From what I have learned, college is not the answer to all our problems. It is so hyped up to be the best four years of our lives, but our life does not end after graduation. Life is a journey and the people we surround ourselves with will shape our experience. Maybe it isn’t as deep as I think, but for me, it is. I am a firm believer in all it takes is one. One friend to do nothing but be in each other’s presence and still have so much fun with is the best kind of friendship in my opinion.
Looking back, my hometown friends are still my best friends. I say all of this not to say that college friends are the worst or not true, but there are no one-size-fits-all friendships. Most of the friends we make throughout our lives will sadly come and go, but the ones who remain are true. We are social creatures who need to be in a community. Some students choose to participate in sports, Greek life, organizations, jobs, leadership, etcetera, no matter where we are, the experience is what we make of it. Every friend we have was once a stranger. Embracing the discomfort that comes with talking to new people is so necessary. You never know where a conversation with, for instance, a random on Landis Green will take you.
Believing the lie that the next milestone in life will be better, wasting away in the current one is not a way to live. If we go through life thinking the next thing will give us life only to find that we are still searching for more, we are not really living, but rather waiting to live. We are meant to be living now, not tomorrow or in a couple of years.

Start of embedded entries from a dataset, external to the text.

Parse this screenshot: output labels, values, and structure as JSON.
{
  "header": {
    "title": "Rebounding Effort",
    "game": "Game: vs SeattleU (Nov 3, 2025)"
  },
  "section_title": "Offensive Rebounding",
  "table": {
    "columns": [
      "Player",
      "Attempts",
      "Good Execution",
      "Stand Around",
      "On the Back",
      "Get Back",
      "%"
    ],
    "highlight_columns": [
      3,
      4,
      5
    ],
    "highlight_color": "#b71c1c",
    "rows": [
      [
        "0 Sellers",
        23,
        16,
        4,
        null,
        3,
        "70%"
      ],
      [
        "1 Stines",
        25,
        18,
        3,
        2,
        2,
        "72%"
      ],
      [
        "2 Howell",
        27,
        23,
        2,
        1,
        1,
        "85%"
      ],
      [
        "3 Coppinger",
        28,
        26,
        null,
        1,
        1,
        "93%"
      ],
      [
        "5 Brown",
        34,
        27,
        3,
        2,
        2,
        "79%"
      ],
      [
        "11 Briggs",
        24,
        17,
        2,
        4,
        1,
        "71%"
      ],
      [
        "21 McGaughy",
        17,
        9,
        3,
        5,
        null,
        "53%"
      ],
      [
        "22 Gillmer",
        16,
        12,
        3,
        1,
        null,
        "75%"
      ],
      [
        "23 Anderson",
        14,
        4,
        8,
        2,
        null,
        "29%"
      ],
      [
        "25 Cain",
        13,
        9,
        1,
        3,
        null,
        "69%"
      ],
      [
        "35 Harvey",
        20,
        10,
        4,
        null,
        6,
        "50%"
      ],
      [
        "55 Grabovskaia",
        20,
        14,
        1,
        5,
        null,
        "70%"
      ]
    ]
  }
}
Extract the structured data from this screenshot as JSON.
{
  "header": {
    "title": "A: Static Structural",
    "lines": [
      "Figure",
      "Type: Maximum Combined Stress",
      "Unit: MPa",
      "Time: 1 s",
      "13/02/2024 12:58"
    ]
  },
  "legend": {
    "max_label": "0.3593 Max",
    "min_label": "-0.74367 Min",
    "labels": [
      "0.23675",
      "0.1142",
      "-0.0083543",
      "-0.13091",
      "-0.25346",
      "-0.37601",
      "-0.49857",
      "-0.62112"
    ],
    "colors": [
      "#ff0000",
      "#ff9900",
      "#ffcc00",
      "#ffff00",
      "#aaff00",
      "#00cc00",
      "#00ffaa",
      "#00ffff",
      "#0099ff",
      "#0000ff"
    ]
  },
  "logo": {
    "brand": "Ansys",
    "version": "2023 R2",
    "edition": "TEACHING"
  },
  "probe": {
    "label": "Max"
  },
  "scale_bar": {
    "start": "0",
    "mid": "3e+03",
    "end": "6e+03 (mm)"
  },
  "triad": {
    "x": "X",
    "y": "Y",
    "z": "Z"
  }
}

College should be fun, but no friends, major, or anything at FSU or anywhere else will fulfill our deepest needs. If the friends, the boyfriend, or the college did fulfill the need we have deep inside, we would be incredibly simple creatures. Still, experiencing life with others is so fun, and we are not meant to do life alone. College years should involve lovely friendships, but having such high expectations like your freshmen year roommate being your best friend will only put more pressure on you, which will only end in frustration. I have learned to be the friend I desire, and the deep FSU friendships I crave, take time. Friendships of any kind are such a blessing, the fun we have in these four years is not about the experiences, but rather the people we choose to go through them with.